British (English) social, educational and penal reformer, suffragist, campaigner against the slave-trade and philanthropist.
ALS. 4pp. Red Lodge House. February 13th 1865. To "Dear Esther".
We have found the handwriting of Mary Carpenter a little challenging in places (but a little patience would, no doubt, be repaid). The gist is as follows: "Will you kindly send at once and by parcel delivery a copy of the 2nd volume of 'Our Convicts' to the editor of the Illustrated News at their office, 198 Strand. Mr Acton says he has not received a copy. I fear there have been many mistakes this time as I have too many 2nd vols. Please to keep a list of what copies of those 10 are sent off. I have had very favourable and friendly reviews; the 'Inquirer' as usual on that subject cold & dry; not one has yet grasped, however, the meaning of the book in the smallest degree.
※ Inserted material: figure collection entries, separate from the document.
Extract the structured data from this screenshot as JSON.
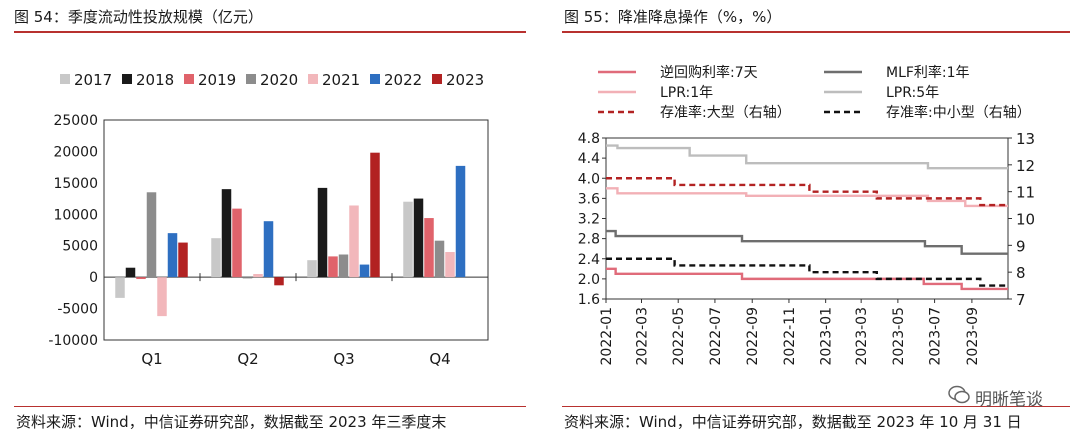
{
  "left": {
    "title": "图 54：季度流动性投放规模（亿元）",
    "source": "资料来源：Wind，中信证券研究部，数据截至 2023 年三季度末"
  },
  "right": {
    "title": "图 55：降准降息操作（%，%）",
    "source": "资料来源：Wind，中信证券研究部，数据截至 2023 年 10 月 31 日"
  },
  "watermark": "明晰笔谈",
  "colors": {
    "title_rule": "#b8312f",
    "s2017": "#c8c8c8",
    "s2018": "#1a1a1a",
    "s2019": "#e0636b",
    "s2020": "#8c8c8c",
    "s2021": "#f2b7bb",
    "s2022": "#2e6fc1",
    "s2023": "#b22222"
  },
  "chart_data": [
    {
      "type": "bar",
      "categories": [
        "Q1",
        "Q2",
        "Q3",
        "Q4"
      ],
      "ylim": [
        -10000,
        25000
      ],
      "yticks": [
        -10000,
        -5000,
        0,
        5000,
        10000,
        15000,
        20000,
        25000
      ],
      "series": [
        {
          "name": "2017",
          "color": "#c8c8c8",
          "values": [
            -3300,
            6200,
            2700,
            12000
          ]
        },
        {
          "name": "2018",
          "color": "#1a1a1a",
          "values": [
            1500,
            14000,
            14200,
            12500
          ]
        },
        {
          "name": "2019",
          "color": "#e0636b",
          "values": [
            -300,
            10900,
            3300,
            9400
          ]
        },
        {
          "name": "2020",
          "color": "#8c8c8c",
          "values": [
            13500,
            -200,
            3600,
            5800
          ]
        },
        {
          "name": "2021",
          "color": "#f2b7bb",
          "values": [
            -6200,
            500,
            11400,
            4000
          ]
        },
        {
          "name": "2022",
          "color": "#2e6fc1",
          "values": [
            7000,
            8900,
            2000,
            17700
          ]
        },
        {
          "name": "2023",
          "color": "#b22222",
          "values": [
            5500,
            -1300,
            19800,
            null
          ]
        }
      ]
    },
    {
      "type": "line",
      "x_labels": [
        "2022-01",
        "2022-03",
        "2022-05",
        "2022-07",
        "2022-09",
        "2022-11",
        "2023-01",
        "2023-03",
        "2023-05",
        "2023-07",
        "2023-09"
      ],
      "x_range": [
        "2022-01",
        "2023-10"
      ],
      "ylim_left": [
        1.6,
        4.8
      ],
      "yticks_left": [
        "1.6",
        "2.0",
        "2.4",
        "2.8",
        "3.2",
        "3.6",
        "4.0",
        "4.4",
        "4.8"
      ],
      "ylim_right": [
        7,
        13
      ],
      "yticks_right": [
        "7",
        "8",
        "9",
        "10",
        "11",
        "12",
        "13"
      ],
      "series": [
        {
          "name": "逆回购利率:7天",
          "axis": "left",
          "color": "#e06b7a",
          "dash": false,
          "steps": [
            [
              "2022-01",
              2.2
            ],
            [
              "2022-01-17",
              2.1
            ],
            [
              "2022-08-15",
              2.0
            ],
            [
              "2023-06-13",
              1.9
            ],
            [
              "2023-08-15",
              1.8
            ],
            [
              "2023-10-31",
              1.8
            ]
          ]
        },
        {
          "name": "MLF利率:1年",
          "axis": "left",
          "color": "#6e6e6e",
          "dash": false,
          "steps": [
            [
              "2022-01",
              2.95
            ],
            [
              "2022-01-17",
              2.85
            ],
            [
              "2022-08-15",
              2.75
            ],
            [
              "2023-06-15",
              2.65
            ],
            [
              "2023-08-15",
              2.5
            ],
            [
              "2023-10-31",
              2.5
            ]
          ]
        },
        {
          "name": "LPR:1年",
          "axis": "left",
          "color": "#f2b0b6",
          "dash": false,
          "steps": [
            [
              "2022-01",
              3.8
            ],
            [
              "2022-01-20",
              3.7
            ],
            [
              "2022-08-22",
              3.65
            ],
            [
              "2023-06-20",
              3.55
            ],
            [
              "2023-08-21",
              3.45
            ],
            [
              "2023-10-31",
              3.45
            ]
          ]
        },
        {
          "name": "LPR:5年",
          "axis": "left",
          "color": "#bdbdbd",
          "dash": false,
          "steps": [
            [
              "2022-01",
              4.65
            ],
            [
              "2022-01-20",
              4.6
            ],
            [
              "2022-05-20",
              4.45
            ],
            [
              "2022-08-22",
              4.3
            ],
            [
              "2023-06-20",
              4.2
            ],
            [
              "2023-10-31",
              4.2
            ]
          ]
        },
        {
          "name": "存准率:大型（右轴）",
          "axis": "right",
          "color": "#b22222",
          "dash": true,
          "steps": [
            [
              "2022-01",
              11.5
            ],
            [
              "2022-04-25",
              11.25
            ],
            [
              "2022-12-05",
              11.0
            ],
            [
              "2023-03-27",
              10.75
            ],
            [
              "2023-09-15",
              10.5
            ],
            [
              "2023-10-31",
              10.5
            ]
          ]
        },
        {
          "name": "存准率:中小型（右轴）",
          "axis": "right",
          "color": "#111111",
          "dash": true,
          "steps": [
            [
              "2022-01",
              8.5
            ],
            [
              "2022-04-25",
              8.25
            ],
            [
              "2022-12-05",
              8.0
            ],
            [
              "2023-03-27",
              7.75
            ],
            [
              "2023-09-15",
              7.5
            ],
            [
              "2023-10-31",
              7.5
            ]
          ]
        }
      ]
    }
  ]
}
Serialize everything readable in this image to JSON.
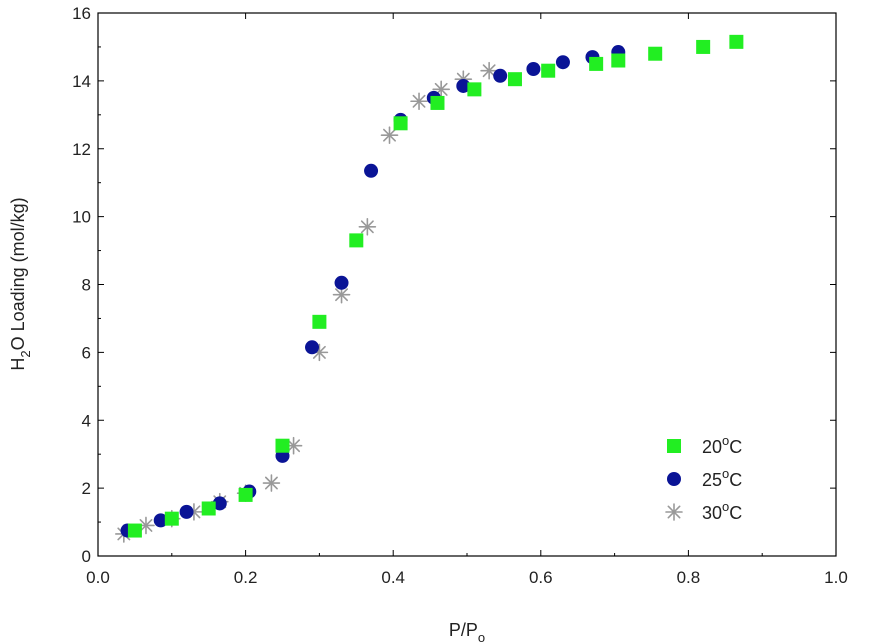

It is a comfort however that those who understand the subject are perfectly satisfied; the Baron Von [H. . .?] & Mr [Ma. . .?] wrote very warmly, and I have reason to hope that many thoughtful persons are reading it, so I must wait patiently for the [. . ?] to spring up, & am only thankful to have been thus [. . .?] to bear a testimony which will remain, to principles of the highest importance to the well being and morality of the country:- if one tenth of this kind of thought which are devoted to speculation and theology were given to extending the reign of [. . . ?] by converting sinners, how different would the world be! I shall be glad when you have finished theology and are engaged in the [. . .?] Reading Miss Aitkin's letters has led me to open Channing and I am interested in perceiving how completely my reformatory work is in accordance with his views. Your affectionate Aunt," [etc]
12mo. Approx 6 x 4 inches. Very slight mounting traces to left margin of first leaf. Fine.
'Our Convicts' by Mary Carpenter was published in London by Longmans in 2 volumes in 1864 and 1865. It appears that some of the reviewers were sent the first volume but had not received the second. The 'Inquirer' was a Unitarian newspaper in which Mary Carpenter published several works and articles before they appeared in book form.
Mary Carpenter was one of the foremost public speakers of her time and championed many causes. She is, perhaps, best remembered for the huge contribution she made to educational and penal reform. She opened "ragged schools" to give an education to the children of the poor and introduced reformatories for young offenders. Mary Carpenter also campaigned for better education for women and reforms to prisons. Following a meeting with the escaped slave, Frederick Douglass, Mary Carpenter became a fervent opposer of the slave trade, particularly the Fugitive Slave Law of 1850. She travelled extensively in America, Europe and India, where she also sought reforms similar to those she pursued in Britain. She was a pioneer in the field of equality for women and stood almost alone as a female orator who was widely listened to and respected. Not all criticism was favourable, however, and in 1864 (the year prior to this letter), her books and her work were condemned by Pope Pius IX.